À cette époque, sa jeune maîtresse pouvait à peine dormir. Souvent, elle manquait cruellement d’énergie, mais elle ne manqua jamais une visite au Palais impérial. Elle continua d’y aller et d’en revenir, toujours éclatante de mille atours, mais le visage blême.
Une rumeur circulait disant que le prince héritier la détestait, mais il n'y avait aucun remède.
Emma n’arrivait pas à la consoler. Elle regardait l’orgueil de sa jeune maîtresse se briser en millier d’éclats. Emma s'inquiétait pour la fille. Sa jeune maîtresse s’effaçait lentement.

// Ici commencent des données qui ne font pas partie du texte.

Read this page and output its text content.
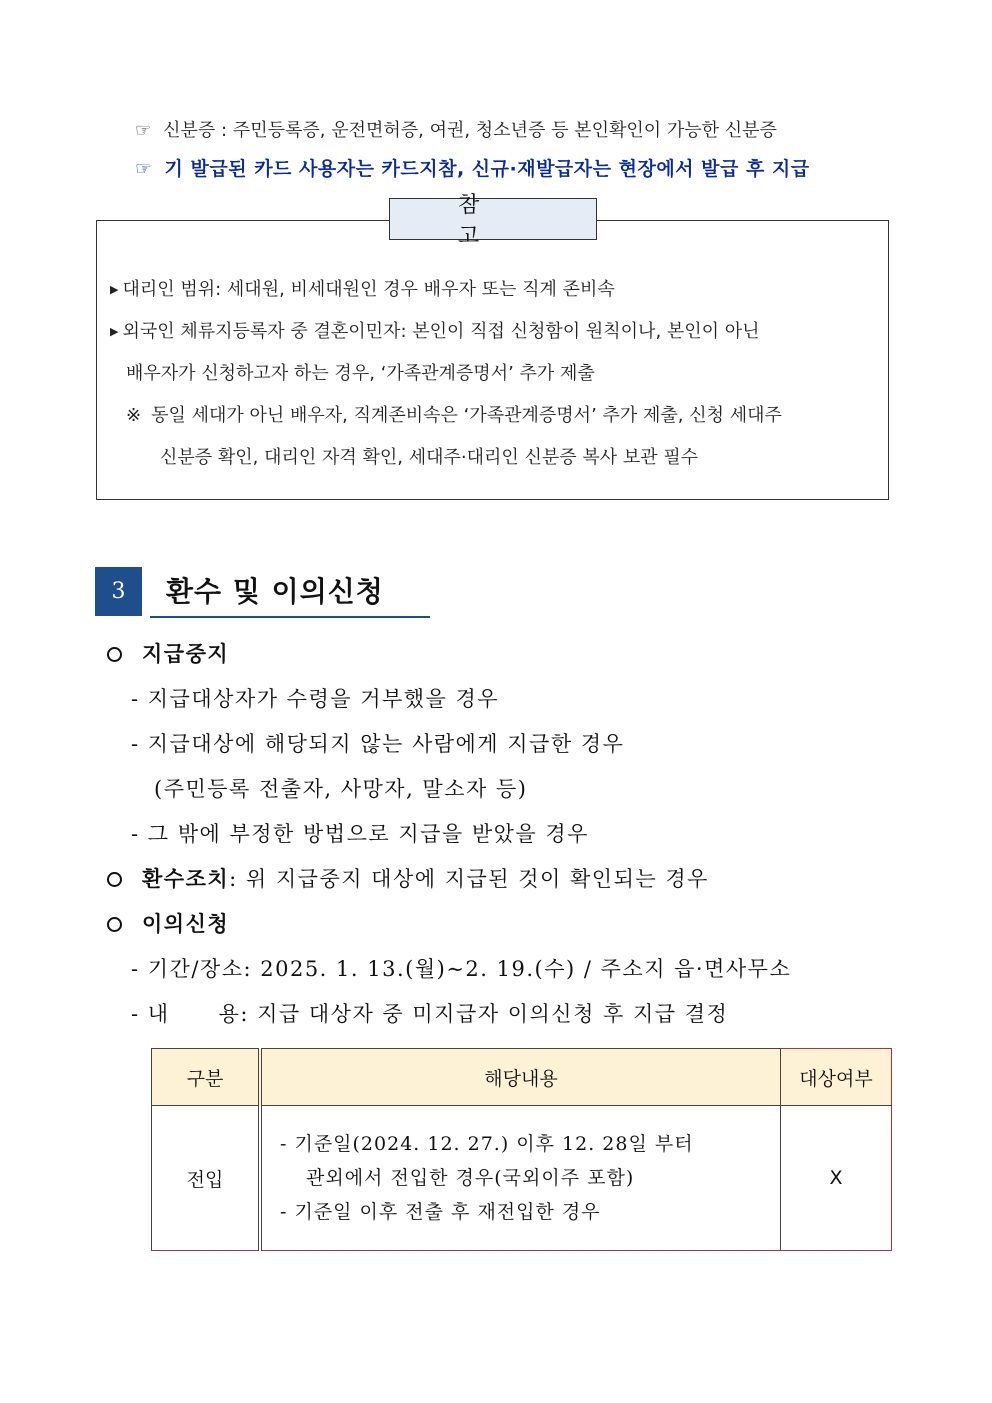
☞ 신분증 : 주민등록증, 운전면허증, 여권, 청소년증 등 본인확인이 가능한 신분증
☞ 기 발급된 카드 사용자는 카드지참, 신규·재발급자는 현장에서 발급 후 지급
참고
▶ 대리인 범위: 세대원, 비세대원인 경우 배우자 또는 직계 존비속
▶ 외국인 체류지등록자 중 결혼이민자: 본인이 직접 신청함이 원칙이나, 본인이 아닌
배우자가 신청하고자 하는 경우, ‘가족관계증명서’ 추가 제출
※ 동일 세대가 아닌 배우자, 직계존비속은 ‘가족관계증명서’ 추가 제출, 신청 세대주
신분증 확인, 대리인 자격 확인, 세대주·대리인 신분증 복사 보관 필수
3	환수 및 이의신청
지급중지
- 지급대상자가 수령을 거부했을 경우
- 지급대상에 해당되지 않는 사람에게 지급한 경우
(주민등록 전출자, 사망자, 말소자 등)
- 그 밖에 부정한 방법으로 지급을 받았을 경우
환수조치: 위 지급중지 대상에 지급된 것이 확인되는 경우
이의신청
- 기간/장소: 2025. 1. 13.(월)∼2. 19.(수) / 주소지 읍·면사무소
- 내      용: 지급 대상자 중 미지급자 이의신청 후 지급 결정
구분	해당내용	대상여부
전입	- 기준일(2024. 12. 27.) 이후 12. 28일 부터
관외에서 전입한 경우(국외이주 포함)
- 기준일 이후 전출 후 재전입한 경우	X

‘C’était une journée ensoleillée. Après un long hiver, le temps s’était enfin dégagé, et les domestiques étaient tous affairés à ranger leurs placards.
Emma portait également une couverture dans ses bras et avançait titubante, marchant lourdement. C’est alors. Ce qu’elle aperçut tout au fond du couloir.
La jeune fille ne pleurait pas. Bien que tout le monde la critique pour son caractère de fer, elle ne répandit jamais une seule larme en public.
Ce fut le cas ce jour-là. La jeune fille était simplement assise. Elle ne pleurait pas, elle ne regardait même pas la forêt.
La peur frappa soudainement Emma.
« Ma dame. »
Eris ne répondit pas.
« Ma dame, le sol est encore glacé. »
Eris ne bougea pas.
« Ma dame, ma dame, veuillez dire quelque chose… ! »
Eris ne pleurait pas. Emma courut vers elle et enveloppa la jeune fille d’une couverture, comme pour la cacher du monde. Enfin protégée de tout, Eris lâcha :
« L’amour est-il si important ? »
« Comment cela ? »
« Mais c’est un poste où l’on ne peut pas simplement s’asseoir avec seulement de l’amour. Ce n’est pas une bonne chose. Peut-on devenir impératrice en aimant seulement l’empereur et en souriant ? L’impératrice, l’impératrice… C’est une personne qui assiste l’empereur, et j’ai appris ceci, et j’ai travaillé dur. »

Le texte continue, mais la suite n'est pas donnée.